Uma botoneira com catorze campainhas e
um cesto de publicidade marcam a entrada da gruta. Dentro do cesto, está o
livro The cunt colouring book de Tee
Corinne, que foi editado pela primeira vez em 1975. Corinne recolheu desenhos dos genitais
femininos que eram utilizados em grupos de educação sexual, organizando-os num
livro de colorir, para que os adultos pudessem aprender sobre a sua
anatomia sexual. No lado oposto da sala, encontram-se instaladas 14 imagens repetidas do
buraco de uma campainha com fios descarnados. As primeiras afiliações são
simples: entre gruta e buraco da campainha ou entre gruta e vagina.
Num jogo de diferença e repetição informado
pela arte minimal e conceptual, pervertido pelo sentido de humor e por uma
sobreposição de conteúdos que negam estes movimentos, a imagem repete-se,
acompanhada pela evocação de 14 personagens que
escaparam, se refugiaram ou viveram numa gruta. A mais fértil de todas estas
figuras será Odisseus (ou Ulisses) que, na
Odisseia de Homero, nos apresenta a figura de Ninguém, em torno da qual Sophie Nys desenvolveu a sua recente
exposição no Kiosk, em Ghent. Ninguém seria o último a ser comido por
Polifemo, o que acabou por lhe permitir a fuga, depois de embebedar e cegar o ciclope.

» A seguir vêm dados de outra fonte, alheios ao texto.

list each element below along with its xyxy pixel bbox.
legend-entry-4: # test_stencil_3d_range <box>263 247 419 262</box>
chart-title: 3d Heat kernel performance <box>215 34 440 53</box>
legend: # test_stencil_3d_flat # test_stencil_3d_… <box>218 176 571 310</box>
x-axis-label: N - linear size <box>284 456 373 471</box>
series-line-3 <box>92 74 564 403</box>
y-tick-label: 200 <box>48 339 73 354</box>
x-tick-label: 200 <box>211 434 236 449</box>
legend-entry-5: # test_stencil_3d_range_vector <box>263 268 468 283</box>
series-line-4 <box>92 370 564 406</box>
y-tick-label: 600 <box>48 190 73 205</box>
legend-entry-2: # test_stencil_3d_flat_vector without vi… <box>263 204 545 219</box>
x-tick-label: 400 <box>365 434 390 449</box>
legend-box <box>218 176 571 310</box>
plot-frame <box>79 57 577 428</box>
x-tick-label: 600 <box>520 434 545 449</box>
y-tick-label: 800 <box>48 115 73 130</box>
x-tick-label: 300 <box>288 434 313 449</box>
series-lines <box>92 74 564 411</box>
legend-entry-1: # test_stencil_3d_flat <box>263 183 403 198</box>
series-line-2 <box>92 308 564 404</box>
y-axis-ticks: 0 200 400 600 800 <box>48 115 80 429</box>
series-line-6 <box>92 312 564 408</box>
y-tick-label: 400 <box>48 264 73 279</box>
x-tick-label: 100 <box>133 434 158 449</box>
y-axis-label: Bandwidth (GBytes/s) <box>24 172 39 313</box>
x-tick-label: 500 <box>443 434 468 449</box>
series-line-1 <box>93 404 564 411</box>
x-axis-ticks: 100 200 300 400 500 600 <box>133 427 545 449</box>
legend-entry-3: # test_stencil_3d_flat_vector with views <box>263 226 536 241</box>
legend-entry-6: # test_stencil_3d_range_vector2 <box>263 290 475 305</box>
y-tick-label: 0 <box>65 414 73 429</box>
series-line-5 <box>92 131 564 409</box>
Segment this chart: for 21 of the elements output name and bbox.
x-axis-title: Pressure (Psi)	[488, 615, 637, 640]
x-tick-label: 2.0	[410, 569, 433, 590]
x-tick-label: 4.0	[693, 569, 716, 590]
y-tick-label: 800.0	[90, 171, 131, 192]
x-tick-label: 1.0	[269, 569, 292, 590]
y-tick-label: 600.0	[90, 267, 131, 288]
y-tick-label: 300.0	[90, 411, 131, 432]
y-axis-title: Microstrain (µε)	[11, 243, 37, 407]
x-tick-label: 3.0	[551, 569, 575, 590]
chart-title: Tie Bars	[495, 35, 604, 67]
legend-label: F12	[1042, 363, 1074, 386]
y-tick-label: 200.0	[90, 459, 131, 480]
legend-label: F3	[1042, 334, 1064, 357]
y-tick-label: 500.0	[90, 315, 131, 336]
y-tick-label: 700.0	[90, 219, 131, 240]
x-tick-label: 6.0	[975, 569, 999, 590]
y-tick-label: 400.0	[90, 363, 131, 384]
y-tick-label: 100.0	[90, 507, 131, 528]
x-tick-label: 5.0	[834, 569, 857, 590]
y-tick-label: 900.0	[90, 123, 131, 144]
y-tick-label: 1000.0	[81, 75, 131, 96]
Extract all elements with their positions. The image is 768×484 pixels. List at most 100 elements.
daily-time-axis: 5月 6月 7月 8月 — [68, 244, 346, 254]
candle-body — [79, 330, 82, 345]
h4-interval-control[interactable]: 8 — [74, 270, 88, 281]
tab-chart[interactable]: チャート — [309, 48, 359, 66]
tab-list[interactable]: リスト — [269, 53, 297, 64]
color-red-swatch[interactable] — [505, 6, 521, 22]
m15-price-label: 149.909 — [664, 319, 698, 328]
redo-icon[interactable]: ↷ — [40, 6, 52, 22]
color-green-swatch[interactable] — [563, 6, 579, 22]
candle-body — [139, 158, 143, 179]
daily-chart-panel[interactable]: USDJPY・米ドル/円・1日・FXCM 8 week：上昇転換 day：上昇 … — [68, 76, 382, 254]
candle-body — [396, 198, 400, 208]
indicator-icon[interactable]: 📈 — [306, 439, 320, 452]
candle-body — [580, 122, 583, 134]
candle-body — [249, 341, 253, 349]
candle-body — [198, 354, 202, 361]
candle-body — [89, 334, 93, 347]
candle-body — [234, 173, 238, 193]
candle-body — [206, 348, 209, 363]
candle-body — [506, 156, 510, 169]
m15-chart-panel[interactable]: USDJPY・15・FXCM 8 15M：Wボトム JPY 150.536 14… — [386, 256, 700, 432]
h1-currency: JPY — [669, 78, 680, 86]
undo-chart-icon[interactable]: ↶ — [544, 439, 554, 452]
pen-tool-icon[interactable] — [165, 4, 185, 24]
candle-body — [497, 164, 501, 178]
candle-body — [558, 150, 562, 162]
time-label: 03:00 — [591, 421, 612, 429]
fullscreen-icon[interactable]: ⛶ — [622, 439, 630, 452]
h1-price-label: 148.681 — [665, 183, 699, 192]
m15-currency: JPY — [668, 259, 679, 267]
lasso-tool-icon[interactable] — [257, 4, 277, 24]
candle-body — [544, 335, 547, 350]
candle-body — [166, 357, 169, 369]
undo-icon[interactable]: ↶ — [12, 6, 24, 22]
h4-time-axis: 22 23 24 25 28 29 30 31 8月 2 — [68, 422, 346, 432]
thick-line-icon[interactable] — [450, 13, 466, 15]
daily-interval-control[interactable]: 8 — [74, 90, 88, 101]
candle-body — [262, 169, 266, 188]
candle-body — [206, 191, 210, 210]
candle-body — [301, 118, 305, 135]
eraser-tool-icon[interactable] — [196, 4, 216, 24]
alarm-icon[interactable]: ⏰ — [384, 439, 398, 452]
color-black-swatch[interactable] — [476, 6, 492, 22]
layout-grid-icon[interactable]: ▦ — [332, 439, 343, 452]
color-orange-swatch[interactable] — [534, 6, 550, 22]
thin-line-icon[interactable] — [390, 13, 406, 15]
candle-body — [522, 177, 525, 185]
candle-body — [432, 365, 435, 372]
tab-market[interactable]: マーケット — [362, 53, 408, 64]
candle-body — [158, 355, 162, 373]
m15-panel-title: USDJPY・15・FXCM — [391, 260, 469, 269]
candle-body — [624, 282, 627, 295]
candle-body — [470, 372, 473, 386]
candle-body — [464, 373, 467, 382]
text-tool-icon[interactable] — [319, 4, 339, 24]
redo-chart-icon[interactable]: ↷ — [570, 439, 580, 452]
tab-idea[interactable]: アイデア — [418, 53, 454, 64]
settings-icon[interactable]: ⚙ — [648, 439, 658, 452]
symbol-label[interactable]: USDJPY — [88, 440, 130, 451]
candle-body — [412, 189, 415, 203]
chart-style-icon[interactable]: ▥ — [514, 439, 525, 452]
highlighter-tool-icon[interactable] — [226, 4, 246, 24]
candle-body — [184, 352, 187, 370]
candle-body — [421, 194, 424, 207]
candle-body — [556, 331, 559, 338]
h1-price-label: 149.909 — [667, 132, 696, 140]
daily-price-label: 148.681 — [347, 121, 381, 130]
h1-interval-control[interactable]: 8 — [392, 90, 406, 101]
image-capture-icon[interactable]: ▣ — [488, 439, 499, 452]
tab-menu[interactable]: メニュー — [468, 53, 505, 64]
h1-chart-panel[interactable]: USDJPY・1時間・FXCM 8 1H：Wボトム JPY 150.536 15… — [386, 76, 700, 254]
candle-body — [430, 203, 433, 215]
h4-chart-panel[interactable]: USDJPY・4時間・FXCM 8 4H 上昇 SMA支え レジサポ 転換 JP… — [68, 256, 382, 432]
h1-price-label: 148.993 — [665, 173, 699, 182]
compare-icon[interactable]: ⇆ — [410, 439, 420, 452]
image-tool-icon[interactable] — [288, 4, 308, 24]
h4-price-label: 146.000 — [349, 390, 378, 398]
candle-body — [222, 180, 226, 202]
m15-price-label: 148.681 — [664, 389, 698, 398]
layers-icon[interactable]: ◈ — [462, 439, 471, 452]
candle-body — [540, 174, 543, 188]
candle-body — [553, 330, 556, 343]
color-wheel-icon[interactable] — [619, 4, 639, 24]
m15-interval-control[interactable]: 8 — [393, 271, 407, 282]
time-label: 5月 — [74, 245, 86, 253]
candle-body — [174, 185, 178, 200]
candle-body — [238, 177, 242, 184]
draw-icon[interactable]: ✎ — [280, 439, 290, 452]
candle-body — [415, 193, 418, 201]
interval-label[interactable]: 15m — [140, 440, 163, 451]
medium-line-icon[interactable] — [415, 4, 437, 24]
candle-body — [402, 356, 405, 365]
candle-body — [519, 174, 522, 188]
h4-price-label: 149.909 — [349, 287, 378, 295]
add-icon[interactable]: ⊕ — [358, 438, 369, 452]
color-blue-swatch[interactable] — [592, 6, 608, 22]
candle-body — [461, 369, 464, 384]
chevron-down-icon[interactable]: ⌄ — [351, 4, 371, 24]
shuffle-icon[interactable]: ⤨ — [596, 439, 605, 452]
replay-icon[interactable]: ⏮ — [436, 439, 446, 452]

O ciclope ferido gritava, pedindo auxílio aos outros ciclopes, respondendo-lhes
que quem o ferira fora Ninguém.
Depois da grande peste do século XIV, Ninguém surge como figura imaginária
que absorvia as culpas nos assuntos domésticos. Ninguém era geralmente
retratado entre utensílios domésticos quebrados e com um cadeado que lhe
mantinha os lábios cerrados. Não podia falar e, portanto, não se defendia
quando era acusado de todos os incidentes da casa. Sempre que se perguntava
quem queimara a sopa ou substituíra o vinho por água, a resposta seria,
invariavelmente: Ninguém! A figura
foi retratada pela primeira vez na Alemanha, num panfleto do início do século
XV.
Ninguém convoca a figura frágil, política,
económica e socialmente oprimida pela sua condição de classe social e género. Aqueles
que perdem as suas casas por causa do boom imobiliário, que perdem os seus empregos,
etc. Ninguém pode ser também uma figura de resistência ao sistema vigente que
codifica a diferença.
Mantida no escuro, a gruta recebe uma
constelação de implicações políticas e sociais que lhe conferem parte das suas premissas
originais. A gruta é o lugar onde novas formas de empatia e novas cosmogonias
se podem desenvolver. Cabe ao visitante transportar mentalmente uma ou várias
destas figuras para dentro da gruta. A conversa e notas seguintes ajudam a
receber parte das forças presentes no trabalho de Nys que, através de
ferramentas e gestos simples, pretende rever aspectos históricos e culturais.
Sophie Nys (Bélgica, 1974) reúne
materias visuais e teóricos que examinam - muitas vezes
com ironia - temas de história e cultura social. Na sua prática, objetos e
imagens são transformados e reposicionados com meios e gestos reduzidos. Ao
fazer isso, a artista coloca questões sobre causa e efeito, transitoriedade e
continuidade, abrindo novos espaços para reflexão, narração e resistência. A
obra de Nys tem sido apresentada em exposições individuais no Bozar, Galerie
Greta Meert e La Loge em Bruxelas, Kiosk em Ghent, Crac Alsace em Altkirch,
Circuit em Lausanne, ProjecteSD em Barcelona e Guimarães em Viena.
E em exposições coletivas em Helmhaus, Archiv, Haus Konstruktiv e Kunsthalle em
Zurique, Kunsthalle Wien em Viena, Salzburger Kunstverein em Salzburgo,
Fundação Prada em Milão, Bienal de Veneza em Veneza, Artists Space New York em
Nova Iorque, Maniera, Établissement d'en Face, e Wiels, em Bruxelas. Sophie Nys
possui um mestrado em Belas Artes, realizou uma pós-graduação na Academia Jan
van Eyck e é professora na LUCA School of Arts, em Bruxelas.